A Leonardo Héctor Sala la vocación sacerdotal le llegó en la adultez. Primero hizo una experiencia en un monasterio y después, en el 2014, fue aceptado como seminarista en la Diócesis de Quilmes donde se ordenó sacerdote en el 2018, cuando tenía 50 años.

La noticia de su fallecimiento causó profunda tristeza en la zona. Murió este sábado 4 de septiembre mientras permanecía internado en el Sanatorio San Camilo de la Ciudad de Buenos Aires.

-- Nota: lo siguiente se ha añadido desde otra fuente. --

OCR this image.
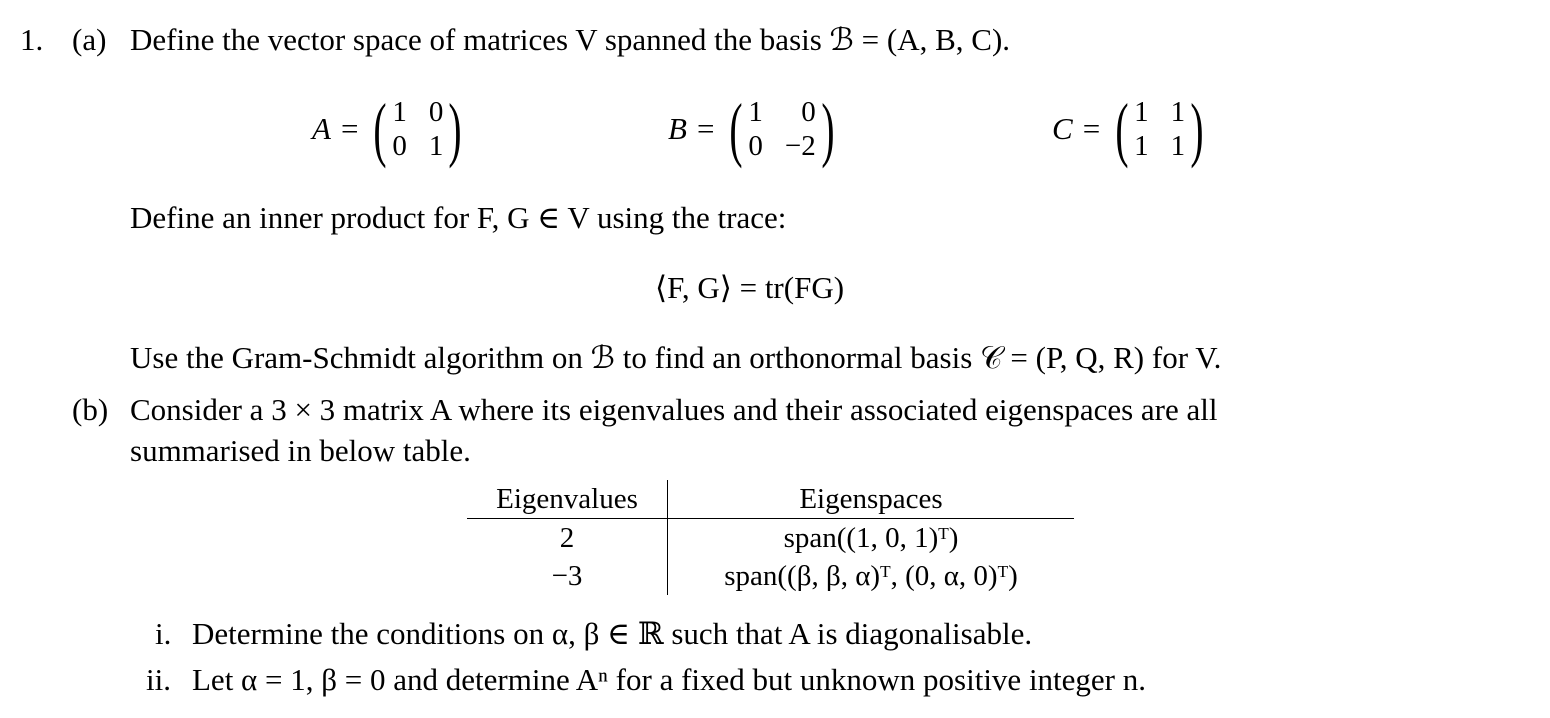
1. (a) Define the vector space of matrices V spanned the basis ℬ = (A, B, C).
A = ( 1 0
0 1 )	B = ( 1	0
0 −2 )	C = ( 1 1
1 1 )
Define an inner product for F, G ∈ V using the trace:
⟨F, G⟩ = tr(FG)
Use the Gram-Schmidt algorithm on ℬ to find an orthonormal basis 𝒞 = (P, Q, R) for V.
(b) Consider a 3 × 3 matrix A where its eigenvalues and their associated eigenspaces are all
summarised in below table.
Eigenvalues	Eigenspaces
2	span((1, 0, 1)ᵀ)
−3	span((β, β, α)ᵀ, (0, α, 0)ᵀ)
i. Determine the conditions on α, β ∈ ℝ such that A is diagonalisable.
ii. Let α = 1, β = 0 and determine Aⁿ for a fixed but unknown positive integer n.
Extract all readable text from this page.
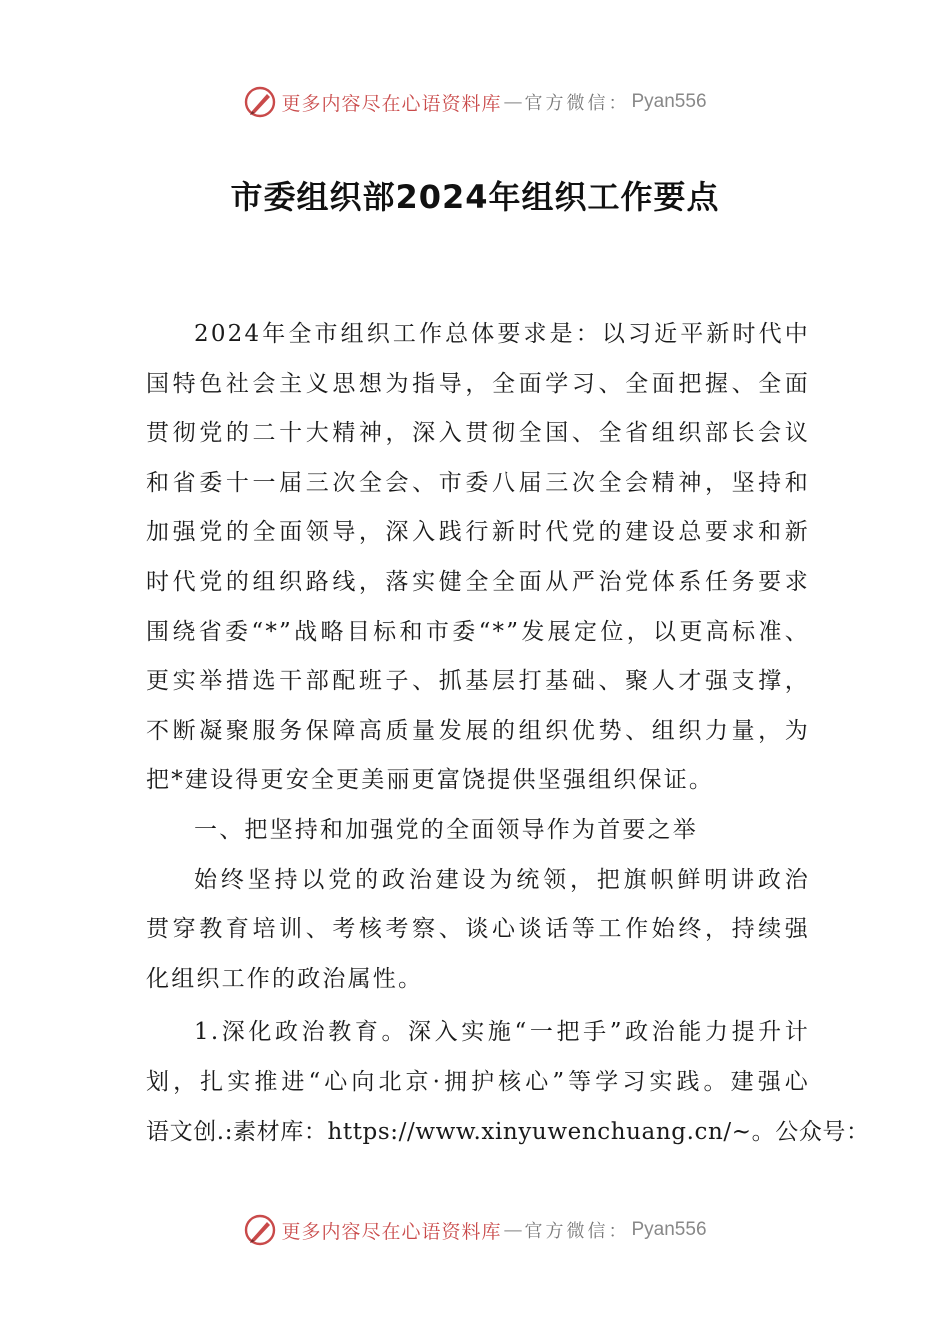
更多内容尽在心语资料库 — 官方微信： Pyan556
市委组织部2024年组织工作要点
2024年全市组织工作总体要求是：以习近平新时代中
国特色社会主义思想为指导，全面学习、全面把握、全面
贯彻党的二十大精神，深入贯彻全国、全省组织部长会议
和省委十一届三次全会、市委八届三次全会精神，坚持和
加强党的全面领导，深入践行新时代党的建设总要求和新
时代党的组织路线，落实健全全面从严治党体系任务要求
围绕省委“*”战略目标和市委“*”发展定位，以更高标准、
更实举措选干部配班子、抓基层打基础、聚人才强支撑，
不断凝聚服务保障高质量发展的组织优势、组织力量，为
把*建设得更安全更美丽更富饶提供坚强组织保证。
一、把坚持和加强党的全面领导作为首要之举
始终坚持以党的政治建设为统领，把旗帜鲜明讲政治
贯穿教育培训、考核考察、谈心谈话等工作始终，持续强
化组织工作的政治属性。
1.深化政治教育。深入实施“一把手”政治能力提升计
划，扎实推进“心向北京·拥护核心”等学习实践。建强心
语文创.:素材库：https://www.xinyuwenchuang.cn/~。公众号：
更多内容尽在心语资料库 — 官方微信： Pyan556
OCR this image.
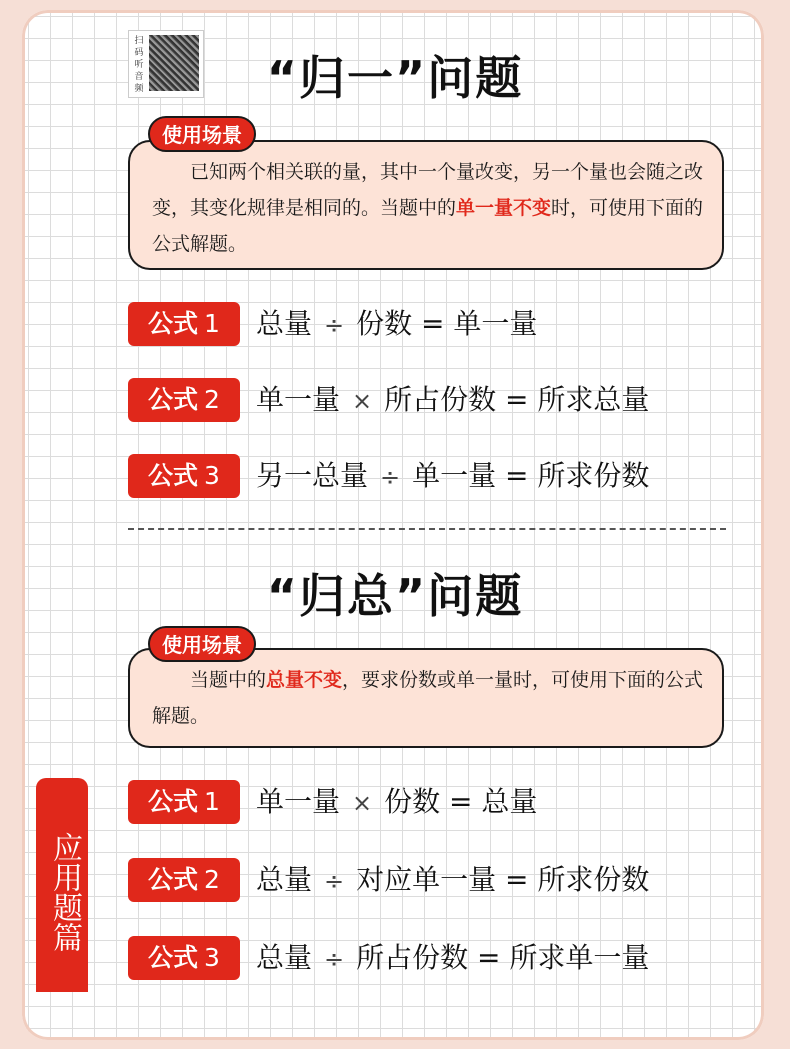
扫码听音频	“归一”问题
已知两个相关联的量，其中一个量改变，另一个量也会随之改变，其变化规律是相同的。当题中的单一量不变时，可使用下面的公式解题。
使用场景
公式 1	总量 ÷ 份数 = 单一量
公式 2	单一量 × 所占份数 = 所求总量
公式 3	另一总量 ÷ 单一量 = 所求份数
“归总”问题
当题中的总量不变，要求份数或单一量时，可使用下面的公式解题。
使用场景
公式 1	单一量 × 份数 = 总量
公式 2	总量 ÷ 对应单一量 = 所求份数
公式 3	总量 ÷ 所占份数 = 所求单一量
应用题篇
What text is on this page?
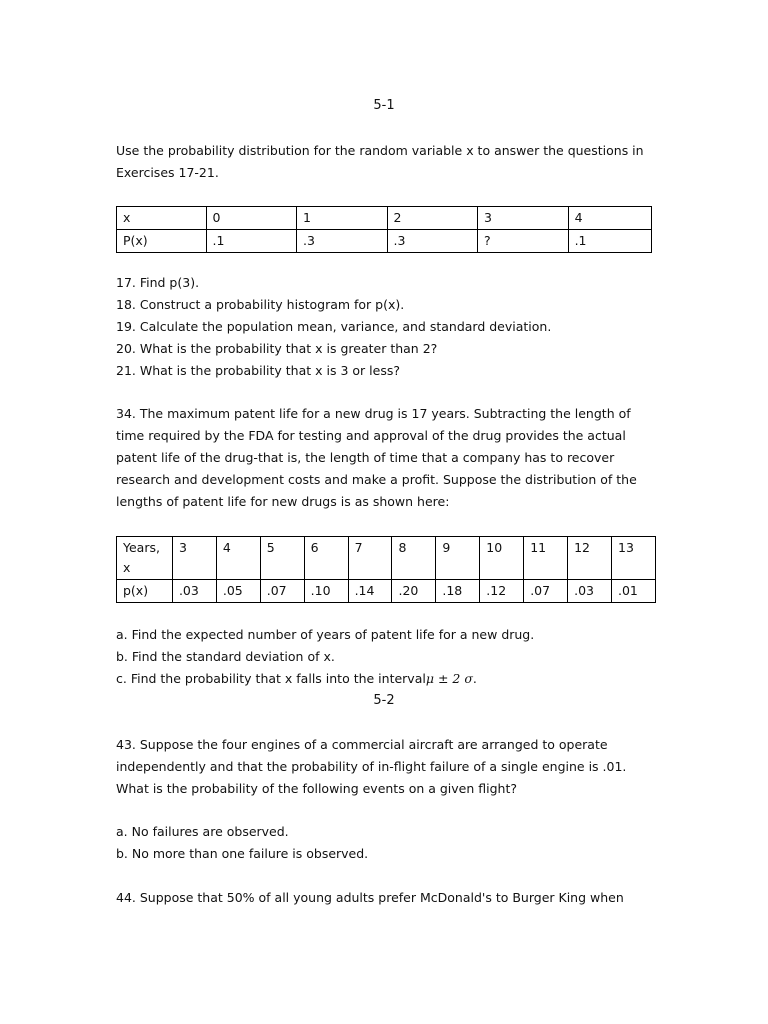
5-1

Use the probability distribution for the random variable x to answer the questions in Exercises 17-21.

x	0	1	2	3	4
P(x)	.1	.3	.3	?	.1

17. Find p(3).

18. Construct a probability histogram for p(x).

19. Calculate the population mean, variance, and standard deviation.

20. What is the probability that x is greater than 2?

21. What is the probability that x is 3 or less?

34. The maximum patent life for a new drug is 17 years. Subtracting the length of time required by the FDA for testing and approval of the drug provides the actual patent life of the drug-that is, the length of time that a company has to recover research and development costs and make a profit. Suppose the distribution of the lengths of patent life for new drugs is as shown here:

Years,
x	3	4	5	6	7	8	9	10	11	12	13
p(x)	.03	.05	.07	.10	.14	.20	.18	.12	.07	.03	.01

a. Find the expected number of years of patent life for a new drug.

b. Find the standard deviation of x.

c. Find the probability that x falls into the intervalμ ± 2 σ.

5-2

43. Suppose the four engines of a commercial aircraft are arranged to operate independently and that the probability of in-flight failure of a single engine is .01. What is the probability of the following events on a given flight?

a. No failures are observed.

b. No more than one failure is observed.

44. Suppose that 50% of all young adults prefer McDonald's to Burger King when
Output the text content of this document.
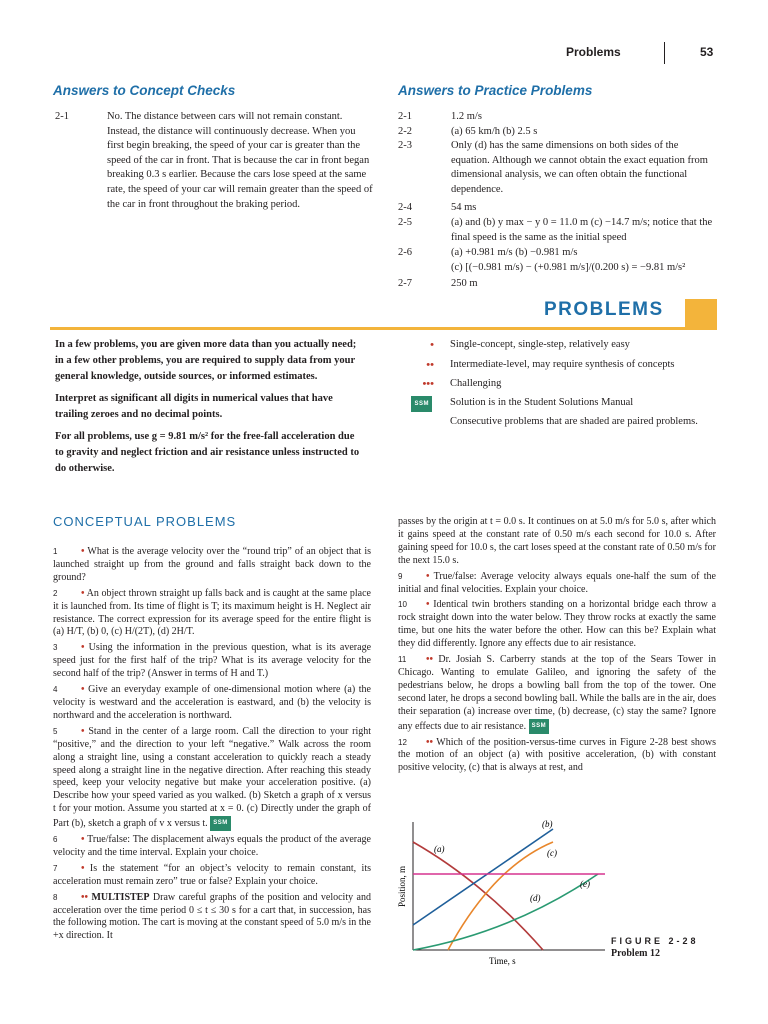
Problems	53
Answers to Concept Checks
2-1	No. The distance between cars will not remain constant. Instead, the distance will continuously decrease. When you first begin breaking, the speed of your car is greater than the speed of the car in front. That is because the car in front began breaking 0.3 s earlier. Because the cars lose speed at the same rate, the speed of your car will remain greater than the speed of the car in front throughout the braking period.
Answers to Practice Problems
2-1	1.2 m/s
2-2	(a) 65 km/h (b) 2.5 s
2-3	Only (d) has the same dimensions on both sides of the equation. Although we cannot obtain the exact equation from dimensional analysis, we can often obtain the functional dependence.
2-4	54 ms
2-5	(a) and (b) y max − y 0 = 11.0 m (c) −14.7 m/s; notice that the final speed is the same as the initial speed
2-6	(a) +0.981 m/s (b) −0.981 m/s
(c) [(−0.981 m/s) − (+0.981 m/s]/(0.200 s) = −9.81 m/s²
2-7	250 m
PROBLEMS

In a few problems, you are given more data than you actually need; in a few other problems, you are required to supply data from your general knowledge, outside sources, or informed estimates.

Interpret as significant all digits in numerical values that have trailing zeroes and no decimal points.

For all problems, use g = 9.81 m/s² for the free-fall acceleration due to gravity and neglect friction and air resistance unless instructed to do otherwise.

• Single-concept, single-step, relatively easy
•• Intermediate-level, may require synthesis of concepts
••• Challenging
SSM Solution is in the Student Solutions Manual
Consecutive problems that are shaded are paired problems.
CONCEPTUAL PROBLEMS

1 • What is the average velocity over the “round trip” of an object that is launched straight up from the ground and falls straight back down to the ground?

2 • An object thrown straight up falls back and is caught at the same place it is launched from. Its time of flight is T; its maximum height is H. Neglect air resistance. The correct expression for its average speed for the entire flight is (a) H/T, (b) 0, (c) H/(2T), (d) 2H/T.

3 • Using the information in the previous question, what is its average speed just for the first half of the trip? What is its average velocity for the second half of the trip? (Answer in terms of H and T.)

4 • Give an everyday example of one-dimensional motion where (a) the velocity is westward and the acceleration is eastward, and (b) the velocity is northward and the acceleration is northward.

5 • Stand in the center of a large room. Call the direction to your right “positive,” and the direction to your left “negative.” Walk across the room along a straight line, using a constant acceleration to quickly reach a steady speed along a straight line in the negative direction. After reaching this steady speed, keep your velocity negative but make your acceleration positive. (a) Describe how your speed varied as you walked. (b) Sketch a graph of x versus t for your motion. Assume you started at x = 0. (c) Directly under the graph of Part (b), sketch a graph of v x versus t. SSM

6 • True/false: The displacement always equals the product of the average velocity and the time interval. Explain your choice.

7 • Is the statement “for an object’s velocity to remain constant, its acceleration must remain zero” true or false? Explain your choice.

8 •• MULTISTEP Draw careful graphs of the position and velocity and acceleration over the time period 0 ≤ t ≤ 30 s for a cart that, in succession, has the following motion. The cart is moving at the constant speed of 5.0 m/s in the +x direction. It

passes by the origin at t = 0.0 s. It continues on at 5.0 m/s for 5.0 s, after which it gains speed at the constant rate of 0.50 m/s each second for 10.0 s. After gaining speed for 10.0 s, the cart loses speed at the constant rate of 0.50 m/s for the next 15.0 s.

9 • True/false: Average velocity always equals one-half the sum of the initial and final velocities. Explain your choice.

10 • Identical twin brothers standing on a horizontal bridge each throw a rock straight down into the water below. They throw rocks at exactly the same time, but one hits the water before the other. How can this be? Explain what they did differently. Ignore any effects due to air resistance.

11 •• Dr. Josiah S. Carberry stands at the top of the Sears Tower in Chicago. Wanting to emulate Galileo, and ignoring the safety of the pedestrians below, he drops a bowling ball from the top of the tower. One second later, he drops a second bowling ball. While the balls are in the air, does their separation (a) increase over time, (b) decrease, (c) stay the same? Ignore any effects due to air resistance. SSM

12 •• Which of the position-versus-time curves in Figure 2-28 best shows the motion of an object (a) with positive acceleration, (b) with constant positive velocity, (c) that is always at rest, and

(a)
(b)
(c)
(d)
(e)
Position, m
Time, s
FIGURE 2-28
Problem 12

El repaso de su vida dice que cuando se calzó la sotana de seminarista ya tenía una larga experiencia con su titulo de Enfermero Universitario, lo que lo llevó a ser docente de esa profesión. Mientras tanto, se desempeñó en la Terapia Infantil en el Hospital de Alta Complejidad “El Cruce” y últimamente actuaba como Capellán del Hospital Evita Pueblo de Berazategui.

En febrero de 2016 comenzó junto a otros dos seminaristas una experiencia formativa viviendo en la Parroquia Nuestra Señora de la Esperanza de Florencio Varela, lugar donde vivió dos años hasta fines de 2017, en que cambió su destino formativo y pastoral yendo a vivir a la Parroquia Nuestra Señora de Czetochowa de Ezpeleta.

El 8 de junio de 2018 recibió el orden sagrado del Diaconado y el 7 de diciembre de ese mismo año recibió, junto a dos compañeros, el Presbiterado siendo destinado como Vicario Parroquial de la citada parroquia de Ezpeleta.

El 3 de marzo de 2019 asumió como Administrador Parroquial, junto al Pbro. Eros Zardini, la Parroquia San Jorge de Quilmes Centro, ejerciendo en este caso la función de Moderador.

A partir del 24 de octubre de 2019 se integró al Consejo Presbiteral de la Diócesis de Quilmes en representación del Clero Joven y el 18 de enero de 2020 asumió como Párroco de la Parroquia San Martín de Tours de Quilmes Oeste.

Durante cierto tiempo prestó sus servicios profesionales en la atención de la Farmacia de Caritas Zonal de Florencio Varela y al surgir la Pandemia del Covid 19 recibió el encargo del parte del Obispo Diocesano, el Padre Obispo Carlos José Tissera, de ocuparse de los ministros que fueran afectados por el virus. Lo hizo como “Delegado Episcopal para el protocolo de intervención y traslado del Presbiterio de la Diócesis de Quilmes ante la pandemia del Covid 19”

Afectado seriamente en su salud por un tumor desde los primeros meses de este año falleció el sábado 4 de setiembre, en el Sanatorio San Camilo de Capital Federal.

La Misa exequial presidida por el Obispo Diocesano se celebró el domingo y sus restos fueron sepultados en el Cementerio de Quilmes donde descansan otros sacerdotes de la diócesis.